Выбрать главу

Вот то, что я сумел разгадать, скользнув глазами по старинной хронике, где заметил немало других чудес, но здесь я умолкаю и ставлю точку.

9 октября 1949
13. Патриотический праздник, или Нескончаемая жалоба

Праздничный день на этот раз начался дождем: среди дождя и хмари в наши укрытия от сырости и непогоды пришло Десятое Октября{432}.

В первые годы республики{433} его отмечали с простодушием, лихорадочным жаром, стуком в висках. По расцвеченному парку рекой лился дешевый лагер{434}. Приезжие из гаванских окрестностей пестрели алыми рубахами, темно-синими куртками. Огромные красные банты высились над головами женщин, приколотые у одних большой булавкой самодельного золота, у других — черепаховым гребнем, выуженным из бабушкиного сундука.

Комета за кометой взвивались фейерверки, кусая себя за хвосты с запутавшимися в них колючками, которые то и дело дырявили недвижное небо. Верзила, пускавший фейерверки, вдруг обжег палец; какой-то солдат покидает круг зрителей, и на сцене появляется израненный герой битв за бесплатное печенье. Скинув с плеч рухлядь из ближайшей лавки старьевщика, он набрасывает ее на пострадавшего. Даровой оршад бьет ключом, но все полны сочувствия, и солдат уносит обжегшего палец, как будто павшего в отважной схватке под пулями неприятеля.
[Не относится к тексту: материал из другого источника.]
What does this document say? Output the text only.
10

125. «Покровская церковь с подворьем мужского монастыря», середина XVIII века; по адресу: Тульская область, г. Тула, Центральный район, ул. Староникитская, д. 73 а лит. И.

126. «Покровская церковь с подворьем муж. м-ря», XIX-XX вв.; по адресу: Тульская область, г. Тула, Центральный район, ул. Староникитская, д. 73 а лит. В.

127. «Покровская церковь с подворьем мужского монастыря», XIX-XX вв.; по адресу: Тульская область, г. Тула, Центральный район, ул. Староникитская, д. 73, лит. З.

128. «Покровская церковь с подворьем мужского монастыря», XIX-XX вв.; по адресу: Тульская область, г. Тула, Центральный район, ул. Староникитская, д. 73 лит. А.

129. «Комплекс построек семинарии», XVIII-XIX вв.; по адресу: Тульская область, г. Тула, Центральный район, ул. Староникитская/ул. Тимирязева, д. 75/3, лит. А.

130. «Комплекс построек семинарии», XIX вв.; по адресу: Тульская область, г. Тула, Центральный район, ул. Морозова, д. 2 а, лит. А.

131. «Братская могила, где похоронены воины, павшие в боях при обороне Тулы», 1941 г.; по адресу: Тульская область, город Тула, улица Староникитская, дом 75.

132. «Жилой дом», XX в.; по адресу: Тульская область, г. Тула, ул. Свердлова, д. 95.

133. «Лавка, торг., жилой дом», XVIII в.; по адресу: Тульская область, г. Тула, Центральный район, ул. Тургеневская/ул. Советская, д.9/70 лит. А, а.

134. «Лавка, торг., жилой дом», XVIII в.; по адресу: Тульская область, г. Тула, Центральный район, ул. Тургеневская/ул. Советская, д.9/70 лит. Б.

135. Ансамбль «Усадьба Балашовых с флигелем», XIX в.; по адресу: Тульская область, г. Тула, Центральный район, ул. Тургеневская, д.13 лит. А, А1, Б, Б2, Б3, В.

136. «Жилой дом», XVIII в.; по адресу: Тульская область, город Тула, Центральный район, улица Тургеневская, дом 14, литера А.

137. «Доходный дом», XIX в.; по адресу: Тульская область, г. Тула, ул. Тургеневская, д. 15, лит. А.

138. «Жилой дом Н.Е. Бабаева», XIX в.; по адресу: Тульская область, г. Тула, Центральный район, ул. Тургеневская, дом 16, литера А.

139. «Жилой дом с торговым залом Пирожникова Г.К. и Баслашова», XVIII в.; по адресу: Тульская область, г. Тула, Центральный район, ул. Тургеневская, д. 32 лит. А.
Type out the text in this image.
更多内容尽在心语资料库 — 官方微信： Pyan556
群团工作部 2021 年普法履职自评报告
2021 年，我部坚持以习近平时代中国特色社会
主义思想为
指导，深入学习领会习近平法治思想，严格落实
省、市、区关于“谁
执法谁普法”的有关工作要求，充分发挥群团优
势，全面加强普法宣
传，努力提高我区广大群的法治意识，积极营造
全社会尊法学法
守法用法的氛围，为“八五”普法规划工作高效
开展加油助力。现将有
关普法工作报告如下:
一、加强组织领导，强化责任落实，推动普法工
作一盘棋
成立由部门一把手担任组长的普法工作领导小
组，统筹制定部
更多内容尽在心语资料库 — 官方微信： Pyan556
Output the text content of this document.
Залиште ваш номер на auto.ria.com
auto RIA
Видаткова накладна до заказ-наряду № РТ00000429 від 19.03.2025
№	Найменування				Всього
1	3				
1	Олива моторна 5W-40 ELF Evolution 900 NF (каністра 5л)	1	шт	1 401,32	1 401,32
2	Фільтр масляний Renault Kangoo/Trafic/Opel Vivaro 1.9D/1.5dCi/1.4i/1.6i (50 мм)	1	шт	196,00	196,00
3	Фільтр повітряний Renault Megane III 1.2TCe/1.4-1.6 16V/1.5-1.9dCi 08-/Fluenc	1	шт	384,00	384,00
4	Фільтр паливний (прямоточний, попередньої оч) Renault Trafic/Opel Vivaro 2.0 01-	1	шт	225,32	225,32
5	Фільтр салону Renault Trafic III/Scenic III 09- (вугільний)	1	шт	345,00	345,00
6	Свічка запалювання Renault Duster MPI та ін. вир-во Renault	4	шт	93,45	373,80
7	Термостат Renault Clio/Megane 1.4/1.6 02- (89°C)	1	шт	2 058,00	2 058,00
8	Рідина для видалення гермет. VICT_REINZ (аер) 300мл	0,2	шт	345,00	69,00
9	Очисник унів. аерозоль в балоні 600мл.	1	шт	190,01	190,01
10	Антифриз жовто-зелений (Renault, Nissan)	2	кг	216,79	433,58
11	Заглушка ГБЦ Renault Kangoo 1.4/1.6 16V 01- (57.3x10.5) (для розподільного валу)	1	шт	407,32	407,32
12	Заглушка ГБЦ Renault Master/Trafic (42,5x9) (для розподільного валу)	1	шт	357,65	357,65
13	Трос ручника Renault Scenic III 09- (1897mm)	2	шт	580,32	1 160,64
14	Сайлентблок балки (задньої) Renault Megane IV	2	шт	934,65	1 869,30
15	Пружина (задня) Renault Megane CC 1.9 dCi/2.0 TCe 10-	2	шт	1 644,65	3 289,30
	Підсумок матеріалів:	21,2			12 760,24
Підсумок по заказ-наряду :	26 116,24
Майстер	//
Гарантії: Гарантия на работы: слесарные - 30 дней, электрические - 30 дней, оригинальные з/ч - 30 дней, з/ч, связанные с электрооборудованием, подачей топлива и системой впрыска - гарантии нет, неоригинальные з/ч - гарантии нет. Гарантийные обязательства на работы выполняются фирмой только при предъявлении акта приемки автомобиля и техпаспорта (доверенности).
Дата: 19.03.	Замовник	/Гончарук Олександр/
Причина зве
С темнотой в дело вступает китайская пиротехника. Воспоминания о Версале и фонтанах Рима. Важные господа и легконравные дамочки кичатся друг перед другом россказнями о прошлом. Над десятью тысячами зевак раскрывается другое небо. Лебедь истаивает на глазах, взлетает корзинка с цветами, вспыхивают и гаснут мимолетные брошки, скалывающие небо и землю. Толстенный швейцарец и тощий датчанин наперебой предлагают китайскую пиротехнику. Разменное золото дальних стран спорит с переливающимся небом, которое в праздничном восторге то скроет, то выгнет павлинью грудь.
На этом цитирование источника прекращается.